Небо заволокло тучами. Когда деревня, где в маленьких оконцах там и сям еще мерцал огонек, осталась позади и в ночной тьме светил только подвешенный спереди к дышлу желтый фонарь, Казанова открыл стоявший у него в ногах чемодан, вынул плащ Лоренци и, накинув его на себя, осторожно разделся. Снятую одежду, башмаки и чулки он запер в чемодан и плотнее завернулся в плащ. Потом окликнул возницу:

— Эй, нам придется вернуться! Кучер досадливо обернулся.

— Я забыл в доме свои бумаги. Слышишь? Поворачивай обратно. — И, видя, что тот — худой, ворчливый старик с седой бородой — как будто колеблется, добавил: — Разумеется, я не требую этого бесплатно. Вот, возьми! — И Казанова сунул ему в руку дукат.

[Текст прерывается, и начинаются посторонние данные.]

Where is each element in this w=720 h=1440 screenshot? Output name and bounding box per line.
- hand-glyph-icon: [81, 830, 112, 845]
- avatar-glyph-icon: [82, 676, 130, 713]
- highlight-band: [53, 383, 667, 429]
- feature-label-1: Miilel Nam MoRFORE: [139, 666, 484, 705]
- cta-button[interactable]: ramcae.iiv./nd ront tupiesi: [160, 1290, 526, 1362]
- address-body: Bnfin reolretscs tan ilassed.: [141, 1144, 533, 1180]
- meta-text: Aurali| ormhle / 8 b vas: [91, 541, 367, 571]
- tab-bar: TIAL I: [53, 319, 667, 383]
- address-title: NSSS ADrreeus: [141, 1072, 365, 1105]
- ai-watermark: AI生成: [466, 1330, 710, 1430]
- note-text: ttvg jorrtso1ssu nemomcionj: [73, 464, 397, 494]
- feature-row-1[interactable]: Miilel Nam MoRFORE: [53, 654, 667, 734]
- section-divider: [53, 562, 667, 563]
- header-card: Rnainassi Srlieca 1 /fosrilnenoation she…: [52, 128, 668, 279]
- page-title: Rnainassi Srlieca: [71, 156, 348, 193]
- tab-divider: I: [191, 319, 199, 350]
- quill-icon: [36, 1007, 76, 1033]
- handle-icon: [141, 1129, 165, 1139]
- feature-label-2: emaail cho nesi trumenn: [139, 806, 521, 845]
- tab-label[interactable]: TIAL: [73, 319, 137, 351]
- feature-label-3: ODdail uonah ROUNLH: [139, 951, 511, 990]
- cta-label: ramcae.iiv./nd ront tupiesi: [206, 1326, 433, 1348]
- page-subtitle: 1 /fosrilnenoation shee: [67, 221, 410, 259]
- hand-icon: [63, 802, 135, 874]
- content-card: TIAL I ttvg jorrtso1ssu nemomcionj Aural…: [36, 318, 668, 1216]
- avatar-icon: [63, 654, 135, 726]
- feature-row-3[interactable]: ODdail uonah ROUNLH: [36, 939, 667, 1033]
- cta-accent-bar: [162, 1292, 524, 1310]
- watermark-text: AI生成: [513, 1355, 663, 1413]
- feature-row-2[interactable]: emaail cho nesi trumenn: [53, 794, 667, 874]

Возница кивнул головой, что-то проворчал и, без всякой надобности ударив кнутом по лошадям, повернул карету. Когда они опять проезжали через деревню, все дома были погружены в безмолвие и темноту. Проехав еще часть пути по большой дороге, кучер хотел свернуть на узкую, слегка поднимающуюся в гору дорогу к поместью Оливо.

— Стой! — крикнул Казанова. — Лучше не подъезжать так близко к дому, не то мы всех разбудим. Подожди здесь на углу. Я скоро вернусь… А если немного задержусь, то за каждый лишний час — дукат!

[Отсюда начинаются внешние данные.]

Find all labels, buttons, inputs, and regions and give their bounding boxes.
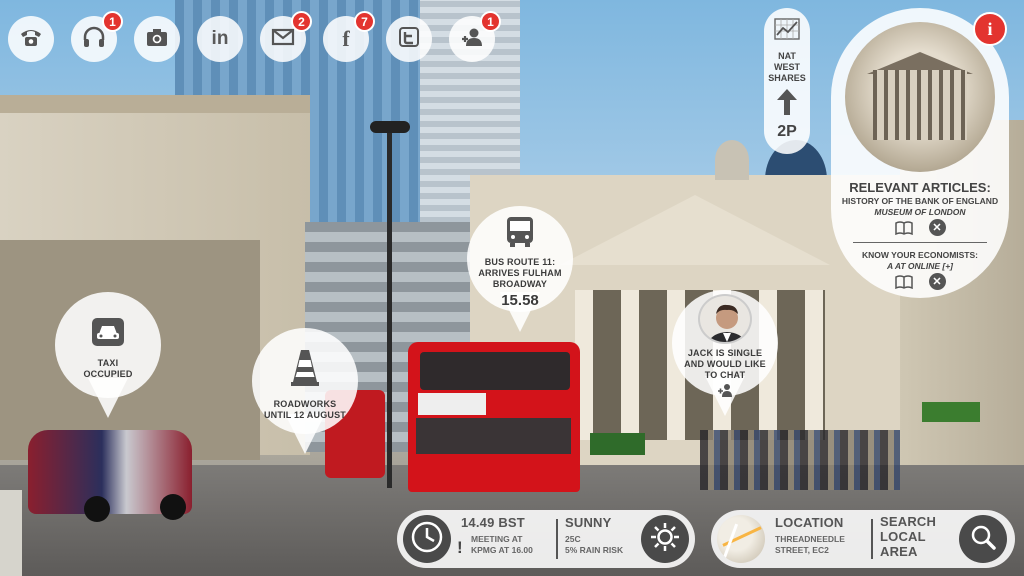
- bollard: [0, 490, 22, 576]
- time-weather-panel: 14.49 BST ! MEETING AT KPMG AT 16.00 SUN…: [397, 510, 695, 568]
- article2-source[interactable]: A AT ONLINE [+]: [831, 261, 1009, 271]
- bus-window: [416, 418, 571, 454]
- notification-badge: 1: [102, 11, 123, 32]
- hedge: [590, 433, 645, 455]
- add-contact-button[interactable]: 1: [449, 11, 501, 62]
- phone-icon: [18, 24, 44, 55]
- chart-icon: [774, 18, 800, 45]
- taxi-line1: TAXI: [97, 357, 119, 368]
- lamp-head: [370, 121, 410, 133]
- traffic-cone-icon: [290, 348, 320, 393]
- mail-button[interactable]: 2: [260, 11, 312, 62]
- phone-button[interactable]: [8, 16, 54, 62]
- linkedin-button[interactable]: in: [197, 16, 243, 62]
- relevant-articles-panel: RELEVANT ARTICLES: HISTORY OF THE BANK O…: [831, 8, 1009, 298]
- roadworks-line2: UNTIL 12 AUGUST: [263, 409, 346, 420]
- contact-pin[interactable]: JACK IS SINGLE AND WOULD LIKE TO CHAT: [672, 290, 778, 418]
- bus-window: [420, 352, 570, 390]
- rain-risk: 5% RAIN RISK: [565, 545, 624, 555]
- taxi-pin[interactable]: TAXI OCCUPIED: [55, 292, 161, 420]
- hedge: [922, 402, 980, 422]
- clock-button[interactable]: [403, 515, 451, 563]
- temperature: 25C: [565, 534, 581, 544]
- taxi-line2: OCCUPIED: [83, 368, 133, 379]
- weather-title: SUNNY: [565, 515, 612, 530]
- camera-button[interactable]: [134, 16, 180, 62]
- info-button[interactable]: i: [973, 12, 1007, 46]
- bus-line3: BROADWAY: [492, 278, 548, 289]
- location-search-panel: LOCATION THREADNEEDLE STREET, EC2 SEARCH…: [711, 510, 1015, 568]
- close-icon[interactable]: ✕: [928, 219, 946, 236]
- bus-line2: ARRIVES FULHAM: [478, 267, 562, 278]
- bus-advert: [418, 393, 486, 415]
- headphones-icon: [81, 24, 107, 55]
- book-icon[interactable]: [894, 219, 913, 237]
- twitter-button[interactable]: [386, 16, 432, 62]
- audio-button[interactable]: 1: [71, 11, 123, 62]
- search-label[interactable]: SEARCH LOCAL AREA: [880, 514, 936, 559]
- close-icon[interactable]: ✕: [928, 273, 946, 290]
- meeting-line1[interactable]: MEETING AT: [471, 534, 522, 545]
- map-thumbnail[interactable]: [717, 515, 765, 563]
- bus-arrival-time: 15.58: [501, 291, 539, 309]
- contact-line1: JACK IS SINGLE: [687, 348, 763, 358]
- search-button[interactable]: [959, 515, 1007, 563]
- add-contact-icon: [459, 24, 485, 55]
- divider: [556, 519, 558, 559]
- roadworks-pin[interactable]: ROADWORKS UNTIL 12 AUGUST: [252, 328, 358, 456]
- sun-icon: [648, 520, 682, 559]
- notification-badge: 2: [291, 11, 312, 32]
- bus-line1: BUS ROUTE 11:: [484, 256, 556, 267]
- search-icon: [966, 520, 1000, 559]
- dome: [715, 140, 749, 180]
- roadworks-line1: ROADWORKS: [273, 398, 337, 409]
- share-value: 2P: [777, 123, 797, 140]
- royal-exchange-engraving: [845, 22, 995, 172]
- up-arrow-icon: [776, 88, 798, 121]
- share-line1: NAT: [778, 51, 796, 61]
- weather-button[interactable]: [641, 515, 689, 563]
- mail-icon: [270, 24, 296, 55]
- contact-line3: TO CHAT: [704, 370, 746, 380]
- article2-actions: ✕: [831, 273, 1009, 291]
- book-icon[interactable]: [894, 273, 913, 291]
- bus-icon: [505, 216, 535, 253]
- article1-source[interactable]: MUSEUM OF LONDON: [831, 207, 1009, 217]
- divider: [853, 242, 987, 243]
- article2-title[interactable]: KNOW YOUR ECONOMISTS:: [831, 250, 1009, 260]
- wheel: [160, 494, 186, 520]
- search-line3: AREA: [880, 544, 918, 559]
- facebook-icon: f: [342, 26, 350, 51]
- pedestrians: [700, 430, 900, 490]
- meeting-line2[interactable]: KPMG AT 16.00: [471, 545, 533, 556]
- search-line2: LOCAL: [880, 529, 926, 544]
- twitter-icon: [396, 24, 422, 55]
- location-title: LOCATION: [775, 515, 844, 530]
- clock-icon: [410, 520, 444, 559]
- search-line1: SEARCH: [880, 514, 937, 529]
- add-contact-icon[interactable]: [717, 383, 733, 402]
- bus-pin[interactable]: BUS ROUTE 11: ARRIVES FULHAM BROADWAY 15…: [467, 206, 573, 334]
- person-avatar: [698, 294, 752, 344]
- facebook-button[interactable]: f 7: [323, 11, 375, 62]
- location-line1: THREADNEEDLE: [775, 534, 845, 544]
- divider: [871, 519, 873, 559]
- camera-icon: [144, 24, 170, 55]
- notification-badge: 7: [354, 11, 375, 32]
- location-line2: STREET, EC2: [775, 545, 829, 555]
- wheel: [84, 496, 110, 522]
- share-line2: WEST: [774, 62, 800, 72]
- notification-badge: 1: [480, 11, 501, 32]
- lamp-post: [387, 128, 392, 488]
- current-time: 14.49 BST: [461, 515, 525, 530]
- contact-line2: AND WOULD LIKE: [684, 359, 766, 369]
- share-line3: SHARES: [768, 73, 806, 83]
- linkedin-icon: in: [211, 28, 229, 49]
- article1-actions: ✕: [831, 219, 1009, 237]
- articles-title: RELEVANT ARTICLES:: [849, 180, 991, 195]
- share-price-widget[interactable]: NAT WEST SHARES 2P: [764, 8, 810, 154]
- alert-icon: !: [457, 538, 463, 557]
- article1-title[interactable]: HISTORY OF THE BANK OF ENGLAND: [831, 196, 1009, 206]
- car-icon: [91, 317, 125, 352]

Теперь кучер уже смекнул, в чем дело; Казанова понял это по тому, как он кивнул головой. Казанова вышел из кареты и, вскоре скрывшись из виду, быстро прошел мимо запертых ворот вдоль стены до того места, где она поворачивала под прямым углом наверх, и там свернул на тропинку через виноградник, которую легко отыскал, так как дважды проходил по ней при свете дня. Он держался стены, не отклоняясь от нее даже тогда, когда она приблизительно на середине холма опять повернула под прямым углом. Теперь он шел по мягкому лугу в непроглядном мраке ночи, пристально всматриваясь в потемки, чтобы не пройти мимо садовой калитки. Он все время нащупывал рукой гладкую каменную ограду, пока не коснулся пальцами шершавого дерева калитки, после чего ему удалось различить очертания узкой двери. Быстро найдя замочную скважину, он всунул в нее ключ, отпер дверь, вошел в сад и запер ее за собой. По ту сторону лужайки перед ним в неправдоподобной дали стоял неправдоподобно высокий дом с башней. Он ненадолго остановился, чтобы осмотреться; ибо мрак, непроницаемый для всякого другого, был для Казановы лишь густыми сумерками. Вместо того чтобы идти дальше по аллее, где его босым ногам было больно ступать по гравию, он отважился свернуть на траву, заглушавшую звук его шагов. Ему казалось, будто он летит, так легка была его походка.